Releases: plantinformatics/brioche
Releases · plantinformatics/brioche
Brioche v2.0.0
Brioche v2.0.0
Release Notes
New features
- Users can now include supplementary information files (priors files) to assist with Brioche determining the optimal mapping location for individual markers.
- Users can now run Brioche iteratively to extract insilico genotypes from one or more reference genomes for a given marker dataset.
- Brioche can now anchor three types of sequencing data against a reference genome. Genotype matrix data, VCF files, DArT sequencing reports.

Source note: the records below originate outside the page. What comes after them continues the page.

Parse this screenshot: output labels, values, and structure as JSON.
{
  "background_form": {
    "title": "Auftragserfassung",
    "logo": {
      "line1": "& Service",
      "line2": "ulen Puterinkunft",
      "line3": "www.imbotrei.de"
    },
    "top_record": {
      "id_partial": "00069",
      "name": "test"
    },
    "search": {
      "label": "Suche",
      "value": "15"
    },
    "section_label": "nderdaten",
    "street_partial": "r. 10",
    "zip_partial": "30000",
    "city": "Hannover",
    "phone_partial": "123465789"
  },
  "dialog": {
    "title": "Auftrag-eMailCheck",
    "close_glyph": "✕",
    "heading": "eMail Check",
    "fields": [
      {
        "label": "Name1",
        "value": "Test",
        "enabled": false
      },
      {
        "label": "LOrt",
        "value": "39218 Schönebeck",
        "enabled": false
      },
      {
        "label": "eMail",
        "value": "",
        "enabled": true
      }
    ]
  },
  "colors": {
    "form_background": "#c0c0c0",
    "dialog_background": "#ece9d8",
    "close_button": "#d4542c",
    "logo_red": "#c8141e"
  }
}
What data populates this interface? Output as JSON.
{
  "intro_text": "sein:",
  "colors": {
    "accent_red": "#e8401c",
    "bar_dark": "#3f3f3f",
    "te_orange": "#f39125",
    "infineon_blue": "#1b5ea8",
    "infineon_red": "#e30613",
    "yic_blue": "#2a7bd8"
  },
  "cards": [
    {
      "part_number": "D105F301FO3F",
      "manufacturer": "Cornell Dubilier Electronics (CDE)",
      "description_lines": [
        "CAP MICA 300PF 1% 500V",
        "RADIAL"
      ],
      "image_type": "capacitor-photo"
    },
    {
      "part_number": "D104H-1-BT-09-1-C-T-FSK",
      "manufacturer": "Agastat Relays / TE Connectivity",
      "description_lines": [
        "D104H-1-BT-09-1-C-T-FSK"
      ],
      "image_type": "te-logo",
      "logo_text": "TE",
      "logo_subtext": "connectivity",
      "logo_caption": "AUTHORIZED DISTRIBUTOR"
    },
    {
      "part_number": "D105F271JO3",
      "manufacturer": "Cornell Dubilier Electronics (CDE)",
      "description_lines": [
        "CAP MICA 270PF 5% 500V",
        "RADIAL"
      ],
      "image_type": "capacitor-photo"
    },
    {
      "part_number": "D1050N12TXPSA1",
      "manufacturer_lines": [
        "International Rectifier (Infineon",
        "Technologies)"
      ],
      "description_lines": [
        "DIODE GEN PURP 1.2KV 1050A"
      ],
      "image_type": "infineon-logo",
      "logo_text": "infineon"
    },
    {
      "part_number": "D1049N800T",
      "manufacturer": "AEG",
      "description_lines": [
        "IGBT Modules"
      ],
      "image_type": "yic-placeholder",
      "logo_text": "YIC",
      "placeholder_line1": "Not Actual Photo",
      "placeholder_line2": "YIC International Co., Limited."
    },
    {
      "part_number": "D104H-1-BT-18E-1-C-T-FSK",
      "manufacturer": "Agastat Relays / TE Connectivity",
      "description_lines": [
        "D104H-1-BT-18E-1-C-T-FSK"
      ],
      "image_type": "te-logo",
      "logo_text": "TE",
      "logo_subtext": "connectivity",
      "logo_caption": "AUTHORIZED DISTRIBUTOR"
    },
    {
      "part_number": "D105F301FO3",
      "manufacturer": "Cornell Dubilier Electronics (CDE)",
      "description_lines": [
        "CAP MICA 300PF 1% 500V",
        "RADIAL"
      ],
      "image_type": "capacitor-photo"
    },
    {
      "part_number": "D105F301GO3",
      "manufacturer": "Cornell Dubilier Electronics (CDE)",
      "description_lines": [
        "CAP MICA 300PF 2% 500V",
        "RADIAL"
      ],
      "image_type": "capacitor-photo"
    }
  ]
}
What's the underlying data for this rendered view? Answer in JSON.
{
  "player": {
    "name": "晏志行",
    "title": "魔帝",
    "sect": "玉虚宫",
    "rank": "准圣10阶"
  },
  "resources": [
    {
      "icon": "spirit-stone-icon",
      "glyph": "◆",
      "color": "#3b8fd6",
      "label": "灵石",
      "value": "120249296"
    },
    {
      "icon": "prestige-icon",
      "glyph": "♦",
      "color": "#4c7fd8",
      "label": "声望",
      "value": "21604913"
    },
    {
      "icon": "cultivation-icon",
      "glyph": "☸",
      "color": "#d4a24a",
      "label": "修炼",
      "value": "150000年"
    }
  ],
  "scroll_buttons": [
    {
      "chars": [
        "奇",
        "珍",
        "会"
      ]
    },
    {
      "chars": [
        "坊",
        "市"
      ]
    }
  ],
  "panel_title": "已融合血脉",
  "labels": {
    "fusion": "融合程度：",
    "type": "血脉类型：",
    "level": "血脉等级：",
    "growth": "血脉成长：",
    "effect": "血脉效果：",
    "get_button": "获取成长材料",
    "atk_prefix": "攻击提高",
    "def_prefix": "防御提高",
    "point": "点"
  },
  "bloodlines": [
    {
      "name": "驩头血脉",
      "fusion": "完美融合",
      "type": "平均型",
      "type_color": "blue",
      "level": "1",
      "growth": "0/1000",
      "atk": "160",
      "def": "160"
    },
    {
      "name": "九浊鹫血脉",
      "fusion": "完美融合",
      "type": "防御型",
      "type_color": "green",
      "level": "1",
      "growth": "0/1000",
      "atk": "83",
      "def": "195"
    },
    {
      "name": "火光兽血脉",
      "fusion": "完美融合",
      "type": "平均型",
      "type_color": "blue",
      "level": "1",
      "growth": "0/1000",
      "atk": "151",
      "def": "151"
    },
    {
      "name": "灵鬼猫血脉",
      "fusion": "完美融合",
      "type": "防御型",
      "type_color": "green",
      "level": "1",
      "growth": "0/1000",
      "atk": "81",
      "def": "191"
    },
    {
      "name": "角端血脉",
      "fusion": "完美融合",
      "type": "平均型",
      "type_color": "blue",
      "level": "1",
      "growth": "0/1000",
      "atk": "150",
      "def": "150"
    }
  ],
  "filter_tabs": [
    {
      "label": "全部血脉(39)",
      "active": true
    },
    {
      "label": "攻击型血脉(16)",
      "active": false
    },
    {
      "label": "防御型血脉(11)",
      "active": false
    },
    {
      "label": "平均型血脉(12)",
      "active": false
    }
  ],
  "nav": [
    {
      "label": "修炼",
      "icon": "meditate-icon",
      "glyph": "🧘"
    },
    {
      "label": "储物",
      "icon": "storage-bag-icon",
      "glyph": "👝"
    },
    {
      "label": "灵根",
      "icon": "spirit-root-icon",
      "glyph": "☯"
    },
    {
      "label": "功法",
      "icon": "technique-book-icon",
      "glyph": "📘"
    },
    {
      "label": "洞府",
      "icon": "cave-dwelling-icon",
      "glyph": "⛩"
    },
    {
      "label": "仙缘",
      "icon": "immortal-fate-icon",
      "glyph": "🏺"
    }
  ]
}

Brioche will take any of these three and output the results as a standardised VCF file mapped against the user chosen reference genome.
- Brioche can now track tri+ allelic states when anchoring against genomes.
- Brioche can now track the presence of NULL alleles in both sequenced samples during anchoring and in reference genomes markers are mapped against.
- Brioche can now track unmapped markers in VCF files to preserve genotype data between reference anchoring.
- Brioche can now track the presence and number of local duplications of marker squences within a user given upstream/downstream variable range.
- Brioche now comes multiple bash scripts to assist with the specific usecases e.g., identifying optimal mapping conditions, mapping 1,000,000+ markers, anchoring any dataset using pre-made brioche mapping files.
- Brioche now has a detailed user guide describing how to set up and run the program as well as highlighting specific usecases for the program.
- Brioche now has specifically demarcated results files for each individual filtering step run allowing for transparency of when/where/how individual markers were mapped/not mapped
- Brioche now produces a summary html report with each run.
- Brioche now tracks all metadata around settings used and brioche version, and populations results files (including VCFs) with this information.
- Brioche now contains scripts to help generate a Brioche input file from a VCF file or a DArT sequencing report (1 row per marker).
Improvements
- Brioche now splits data into user specified sized chunks for blastn and executes each chunk as a separate process reducing time and memory required to run Brioche.
- Input files are now sanitised for non unix formats and for excess newline spacing at the end of files
- Example files are now provided for every input file type to assist the user.